ダサチニブは特定の蛋白チロシンキナーゼのキナーゼドメインにあるATP結合部位においてATPと競合します。BCR-ABLのみならずSRCファミリーキナーゼ(SRC,LCK,YES,FYN),c-KIT,EPH(エフリン)A2受容体及びPDGF(血小板由来増殖因子)β受容体を阻害します(引用1)。

<詳細>
(1) ダサチニブは特定の蛋白チロシンキナーゼのキナーゼドメインにあるATP結合部位においてATPと競合します。BCR-ABLのみならずSRCファミリーキナーゼ(SRC, LCK, YES, FYN)、c-KIT、EPH(エフリン)A2受容体及びPDGF(血小板由来増殖因子)β受容体を阻害します(IC50=0.2~28 nM)。

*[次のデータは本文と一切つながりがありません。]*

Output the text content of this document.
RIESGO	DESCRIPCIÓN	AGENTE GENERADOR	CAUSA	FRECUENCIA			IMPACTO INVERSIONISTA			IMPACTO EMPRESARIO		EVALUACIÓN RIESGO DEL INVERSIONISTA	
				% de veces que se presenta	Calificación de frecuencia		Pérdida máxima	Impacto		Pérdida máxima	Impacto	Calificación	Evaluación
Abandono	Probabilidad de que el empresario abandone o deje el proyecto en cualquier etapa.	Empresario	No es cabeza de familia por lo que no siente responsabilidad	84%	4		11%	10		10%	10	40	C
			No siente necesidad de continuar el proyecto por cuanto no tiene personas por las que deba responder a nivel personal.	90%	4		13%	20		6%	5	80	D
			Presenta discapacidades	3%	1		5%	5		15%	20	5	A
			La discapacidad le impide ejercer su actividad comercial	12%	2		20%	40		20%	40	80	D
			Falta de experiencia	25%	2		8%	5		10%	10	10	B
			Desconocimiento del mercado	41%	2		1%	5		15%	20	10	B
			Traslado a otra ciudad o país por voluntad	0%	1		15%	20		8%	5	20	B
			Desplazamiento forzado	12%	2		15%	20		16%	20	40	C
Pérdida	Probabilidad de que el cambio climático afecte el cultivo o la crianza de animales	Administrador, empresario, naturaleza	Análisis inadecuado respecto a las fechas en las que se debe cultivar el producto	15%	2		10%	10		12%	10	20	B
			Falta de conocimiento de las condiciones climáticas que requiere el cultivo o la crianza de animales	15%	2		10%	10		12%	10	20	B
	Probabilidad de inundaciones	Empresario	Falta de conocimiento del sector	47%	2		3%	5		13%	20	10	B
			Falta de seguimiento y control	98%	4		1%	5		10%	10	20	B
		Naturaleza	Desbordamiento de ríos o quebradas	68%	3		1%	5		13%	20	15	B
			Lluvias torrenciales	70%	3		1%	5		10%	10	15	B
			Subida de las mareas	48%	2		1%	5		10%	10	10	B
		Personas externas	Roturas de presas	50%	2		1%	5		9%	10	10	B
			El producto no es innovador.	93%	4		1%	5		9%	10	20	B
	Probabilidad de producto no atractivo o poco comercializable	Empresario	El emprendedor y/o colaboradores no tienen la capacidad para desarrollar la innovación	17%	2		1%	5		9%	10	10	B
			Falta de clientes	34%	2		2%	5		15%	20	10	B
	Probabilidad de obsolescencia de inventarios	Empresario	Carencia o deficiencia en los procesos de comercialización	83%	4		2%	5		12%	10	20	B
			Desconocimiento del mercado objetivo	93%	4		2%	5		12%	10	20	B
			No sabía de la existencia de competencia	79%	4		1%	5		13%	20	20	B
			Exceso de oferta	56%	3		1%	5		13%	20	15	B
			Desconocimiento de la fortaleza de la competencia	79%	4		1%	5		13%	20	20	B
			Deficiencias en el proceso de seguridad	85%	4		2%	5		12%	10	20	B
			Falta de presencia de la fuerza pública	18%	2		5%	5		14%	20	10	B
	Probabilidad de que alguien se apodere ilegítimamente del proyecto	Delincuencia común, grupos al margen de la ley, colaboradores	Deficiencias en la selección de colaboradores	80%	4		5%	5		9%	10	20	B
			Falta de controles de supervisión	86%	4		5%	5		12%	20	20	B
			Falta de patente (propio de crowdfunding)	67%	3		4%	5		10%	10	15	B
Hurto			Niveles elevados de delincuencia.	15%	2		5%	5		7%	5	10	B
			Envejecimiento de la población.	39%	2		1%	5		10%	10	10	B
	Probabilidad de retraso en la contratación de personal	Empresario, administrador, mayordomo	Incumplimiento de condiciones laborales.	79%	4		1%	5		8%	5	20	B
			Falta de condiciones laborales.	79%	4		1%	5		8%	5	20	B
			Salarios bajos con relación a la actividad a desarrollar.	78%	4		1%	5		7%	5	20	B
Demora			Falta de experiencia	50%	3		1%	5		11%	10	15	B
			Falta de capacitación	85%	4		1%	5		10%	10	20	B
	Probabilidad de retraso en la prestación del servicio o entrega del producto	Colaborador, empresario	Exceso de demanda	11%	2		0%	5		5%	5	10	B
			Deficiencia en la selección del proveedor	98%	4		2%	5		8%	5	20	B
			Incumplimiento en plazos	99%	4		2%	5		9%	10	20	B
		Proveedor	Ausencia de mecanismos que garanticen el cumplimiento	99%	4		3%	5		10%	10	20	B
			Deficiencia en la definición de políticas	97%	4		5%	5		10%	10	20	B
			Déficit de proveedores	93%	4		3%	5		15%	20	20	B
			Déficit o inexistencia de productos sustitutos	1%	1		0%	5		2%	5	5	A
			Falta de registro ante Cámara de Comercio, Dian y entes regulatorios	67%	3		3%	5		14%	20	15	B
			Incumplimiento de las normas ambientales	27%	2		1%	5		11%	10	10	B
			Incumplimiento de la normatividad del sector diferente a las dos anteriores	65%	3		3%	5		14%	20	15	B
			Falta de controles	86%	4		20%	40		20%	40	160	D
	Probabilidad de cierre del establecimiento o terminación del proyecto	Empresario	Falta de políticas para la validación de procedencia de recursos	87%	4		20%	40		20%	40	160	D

一方、他の関連性のない蛋白チロシンキナーゼ(FAK、IGF1受容体、インスリン受容体、HER1/HER2受容体、VEGF受容体-2、FGF受容体-1、MEK、MET、EMT/ZAP-70、SYK)及びセリン/スレオニンキナーゼ(P38、PKA、PKCキナーゼ、GSK-3、CaMKII等)に対しては阻害を示さず、SRCに対する阻害活性はこれらキナーゼの100~20,000倍高いことが示されています。
(2) 分子モデリングの結果、ダサチニブはABLキナーゼドメインのA-ループが閉鎖状態にある不活性型(閉鎖型)立体構造に結合すると考えられ、また、X線結晶構造解析により、A-ループが開放状態にある活性型(開放型)立体構造にも結合することが示されています。